Literatur-Spezial
Nun ist sie da - die Erweiterung der Europäischen Union um zehn Länder. Die meisten von ihnen gehören zum ostmitteleuropäischen Raum und bildeten bis 1989 einen Teil des ehemaligen Ostblocks. Dazu zählen auch die drei baltischen Länder Estland, Lettland und Litauen, die, scheinbar so fernliegend, einen schwierigen und ehrgeizigen Weg ins vereinte Europa beschritten haben.
Anläßlich der EU-Erweiterung präsentieren wir in loser Folge Auszüge aus dem Tagebuch, das unser Autor Patrick Wilden vergangenes Jahr auf seiner elftägigen Reise durch Estland und Lettland führte.

Baltikumtours

Eisenbahnbrücke über die Daugava, Riga © Patrick Wilden 2003

Der neunte Tag: Riga

Als wir heute morgen aus dem Hotel Valdemars traten und erste Schritte in der knalligen Sonne machten, die einen heißen, mehr oder minder schwülen Tag wie den vorangegangenen ankündigte, da hatte ich den uneingestandenen, sehnlichen Wunsch, es möge bereits Abend sein.
Mittlerweile ist der Abend heraufgezogen, er kam mit einem leichten Wind daher, der auf der Terrasse unten an der Daugava (Düna), wo wir vorhin noch eine Weile saßen und in den Abend hineindämmerten, aus der ersehnten Kühle so etwas wie ein leichtes Frösteln werden ließ. Liege ich wie jetzt auf meinem Bett, zwei Stockwerke hoch über der vor Verkehr schreienden Valdemara Iela um eine Viertelstunde nach Mitternacht, so merke ich allerdings auch, wie sehr mich der Rigaer, der baltische Sommer gargekocht hat.

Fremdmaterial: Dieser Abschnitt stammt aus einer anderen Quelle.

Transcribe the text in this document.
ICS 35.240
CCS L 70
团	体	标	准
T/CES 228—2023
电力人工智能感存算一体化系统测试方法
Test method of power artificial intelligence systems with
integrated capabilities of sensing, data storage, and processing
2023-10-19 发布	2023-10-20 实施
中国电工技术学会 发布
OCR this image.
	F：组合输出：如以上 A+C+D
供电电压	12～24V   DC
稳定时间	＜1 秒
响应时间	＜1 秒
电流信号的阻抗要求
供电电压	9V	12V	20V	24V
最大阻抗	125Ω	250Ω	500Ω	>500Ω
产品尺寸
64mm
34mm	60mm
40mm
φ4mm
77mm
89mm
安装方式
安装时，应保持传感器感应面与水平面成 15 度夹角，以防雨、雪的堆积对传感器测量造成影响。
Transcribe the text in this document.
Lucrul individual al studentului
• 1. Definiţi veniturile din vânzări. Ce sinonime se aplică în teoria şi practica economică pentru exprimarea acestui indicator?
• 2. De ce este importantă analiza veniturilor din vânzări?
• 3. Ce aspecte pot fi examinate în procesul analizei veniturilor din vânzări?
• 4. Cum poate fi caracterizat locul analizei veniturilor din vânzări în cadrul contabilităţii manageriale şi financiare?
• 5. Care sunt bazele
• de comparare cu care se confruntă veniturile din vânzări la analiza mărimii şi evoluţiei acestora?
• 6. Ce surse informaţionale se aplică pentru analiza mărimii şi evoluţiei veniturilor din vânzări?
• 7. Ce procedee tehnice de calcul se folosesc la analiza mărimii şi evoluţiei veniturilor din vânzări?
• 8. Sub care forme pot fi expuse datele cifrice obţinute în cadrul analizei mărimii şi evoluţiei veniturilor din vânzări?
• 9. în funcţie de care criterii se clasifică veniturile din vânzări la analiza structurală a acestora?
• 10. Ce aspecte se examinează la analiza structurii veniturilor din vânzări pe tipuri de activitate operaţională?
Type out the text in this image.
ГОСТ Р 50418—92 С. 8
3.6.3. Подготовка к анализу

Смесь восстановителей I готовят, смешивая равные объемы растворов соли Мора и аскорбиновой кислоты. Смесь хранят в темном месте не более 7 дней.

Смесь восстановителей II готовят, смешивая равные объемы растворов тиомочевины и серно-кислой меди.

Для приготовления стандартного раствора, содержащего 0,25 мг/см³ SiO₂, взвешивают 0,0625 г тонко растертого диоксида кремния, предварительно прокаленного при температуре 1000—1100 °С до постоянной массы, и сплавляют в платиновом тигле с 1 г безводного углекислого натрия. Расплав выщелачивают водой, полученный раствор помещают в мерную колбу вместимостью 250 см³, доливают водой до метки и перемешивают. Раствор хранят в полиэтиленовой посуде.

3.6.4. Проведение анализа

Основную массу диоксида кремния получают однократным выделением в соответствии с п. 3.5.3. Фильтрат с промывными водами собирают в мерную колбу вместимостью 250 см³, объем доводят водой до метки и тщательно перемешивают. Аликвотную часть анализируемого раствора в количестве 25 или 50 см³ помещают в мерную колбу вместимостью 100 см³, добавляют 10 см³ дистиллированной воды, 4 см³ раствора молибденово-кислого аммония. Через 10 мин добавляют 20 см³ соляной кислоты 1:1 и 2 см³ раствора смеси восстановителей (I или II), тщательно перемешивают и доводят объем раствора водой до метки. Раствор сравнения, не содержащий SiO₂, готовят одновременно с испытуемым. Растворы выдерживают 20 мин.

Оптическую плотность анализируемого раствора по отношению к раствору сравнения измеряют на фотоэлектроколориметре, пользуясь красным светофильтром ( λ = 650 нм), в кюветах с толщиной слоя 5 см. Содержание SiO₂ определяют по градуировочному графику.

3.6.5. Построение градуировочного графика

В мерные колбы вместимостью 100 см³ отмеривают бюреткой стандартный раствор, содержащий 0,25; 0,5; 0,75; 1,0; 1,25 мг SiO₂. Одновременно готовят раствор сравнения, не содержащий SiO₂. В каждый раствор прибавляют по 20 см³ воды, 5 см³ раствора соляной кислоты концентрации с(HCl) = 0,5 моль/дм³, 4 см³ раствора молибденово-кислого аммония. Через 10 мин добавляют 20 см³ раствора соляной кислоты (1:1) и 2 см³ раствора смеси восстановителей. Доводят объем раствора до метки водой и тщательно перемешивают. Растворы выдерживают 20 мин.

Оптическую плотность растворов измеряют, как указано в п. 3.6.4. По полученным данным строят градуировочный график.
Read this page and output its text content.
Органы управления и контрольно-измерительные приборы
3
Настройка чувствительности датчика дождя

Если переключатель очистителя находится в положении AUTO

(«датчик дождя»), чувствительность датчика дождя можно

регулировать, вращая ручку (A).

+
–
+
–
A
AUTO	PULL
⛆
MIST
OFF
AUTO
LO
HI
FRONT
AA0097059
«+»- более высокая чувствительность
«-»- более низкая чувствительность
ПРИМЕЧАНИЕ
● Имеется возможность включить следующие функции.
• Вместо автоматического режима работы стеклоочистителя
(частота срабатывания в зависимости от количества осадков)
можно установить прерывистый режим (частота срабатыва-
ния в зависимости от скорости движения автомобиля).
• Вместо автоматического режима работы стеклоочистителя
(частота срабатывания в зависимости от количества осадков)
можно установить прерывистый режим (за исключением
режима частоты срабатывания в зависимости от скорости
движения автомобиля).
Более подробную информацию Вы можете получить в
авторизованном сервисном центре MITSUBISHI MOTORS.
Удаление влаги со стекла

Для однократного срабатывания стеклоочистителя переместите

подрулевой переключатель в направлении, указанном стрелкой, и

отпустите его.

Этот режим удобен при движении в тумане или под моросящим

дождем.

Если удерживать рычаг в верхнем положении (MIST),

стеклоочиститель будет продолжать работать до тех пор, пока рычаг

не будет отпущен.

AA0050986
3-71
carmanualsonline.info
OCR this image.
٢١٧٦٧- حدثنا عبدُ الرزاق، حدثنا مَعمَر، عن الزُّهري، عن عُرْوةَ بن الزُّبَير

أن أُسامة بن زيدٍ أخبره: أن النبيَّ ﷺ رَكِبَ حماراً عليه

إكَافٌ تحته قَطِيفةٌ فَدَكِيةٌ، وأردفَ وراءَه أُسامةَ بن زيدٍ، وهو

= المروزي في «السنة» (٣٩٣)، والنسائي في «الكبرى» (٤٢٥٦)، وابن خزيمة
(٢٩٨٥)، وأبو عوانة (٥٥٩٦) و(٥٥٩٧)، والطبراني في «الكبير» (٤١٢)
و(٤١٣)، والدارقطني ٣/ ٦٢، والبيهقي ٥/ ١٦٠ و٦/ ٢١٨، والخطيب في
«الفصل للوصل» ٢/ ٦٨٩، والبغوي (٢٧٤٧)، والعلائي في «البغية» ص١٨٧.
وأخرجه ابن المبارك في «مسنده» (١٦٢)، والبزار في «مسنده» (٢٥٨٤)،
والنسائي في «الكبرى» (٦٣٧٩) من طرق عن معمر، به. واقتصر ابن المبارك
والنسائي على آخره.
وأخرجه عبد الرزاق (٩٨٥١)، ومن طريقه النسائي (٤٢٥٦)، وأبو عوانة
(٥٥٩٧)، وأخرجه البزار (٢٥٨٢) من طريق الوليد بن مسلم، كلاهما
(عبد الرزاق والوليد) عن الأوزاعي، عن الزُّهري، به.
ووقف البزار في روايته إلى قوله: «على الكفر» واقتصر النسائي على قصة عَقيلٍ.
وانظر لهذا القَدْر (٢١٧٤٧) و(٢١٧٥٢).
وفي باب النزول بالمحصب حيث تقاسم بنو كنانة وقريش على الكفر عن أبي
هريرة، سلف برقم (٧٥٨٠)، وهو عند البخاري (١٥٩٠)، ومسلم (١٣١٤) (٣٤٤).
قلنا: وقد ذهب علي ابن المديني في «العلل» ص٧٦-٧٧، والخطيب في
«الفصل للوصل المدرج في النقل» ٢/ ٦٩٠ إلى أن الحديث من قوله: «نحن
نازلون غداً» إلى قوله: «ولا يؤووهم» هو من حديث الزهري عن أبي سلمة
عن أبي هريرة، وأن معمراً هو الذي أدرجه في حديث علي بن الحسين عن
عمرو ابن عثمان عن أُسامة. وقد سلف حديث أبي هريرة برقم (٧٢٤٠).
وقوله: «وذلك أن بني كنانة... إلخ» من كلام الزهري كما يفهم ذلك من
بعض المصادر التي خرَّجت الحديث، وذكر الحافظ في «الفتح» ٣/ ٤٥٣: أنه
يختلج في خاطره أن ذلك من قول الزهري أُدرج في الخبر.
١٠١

Mit dem unterdrückten Wunsch nach Schatten und nach Kühle erwanderten wir heute 'unsere' Stadt. Dabei machte ich, wenn man bedenkt, daß wir Alain de Bottons Kunst, anders, weil bewußt zu reisen, im Gepäck haben, schon von Beginn an alles falsch.
Ich zauberte eine veraltete, aber im wesentlichen noch gültige Broschüre des Rigaer Büros für Tourismus hervor und schwor meinen Begleiter darauf ein, anhand dieser einen geführten Gang durch die Stadt zu machen - vorbei an halb verfallenen Jugendstilhäusern, durch weitläufige Parkanlagen, durch unebene, geschwungene Altstadtstraßen, in denen Uniformierte vor den lettischen Staatseinrichtungen (Parlament, Präsidentensitz) patrouillierten, durch Gassen, nichtssagende Pforten und schlichte Kirchenportale.
Nikolai war wie immer zu höflich. Er ließ mich gewähren und sich folgsam durch sonnendurchflutete Straßenzüge voller Art déco geleiten, die von Cafés, Bars und Restaurants gesäumt sind, ohne mich daran zu erinnern, daß wir in unserem alternativen Cicerone eigentlich was anderes gelesen hatten.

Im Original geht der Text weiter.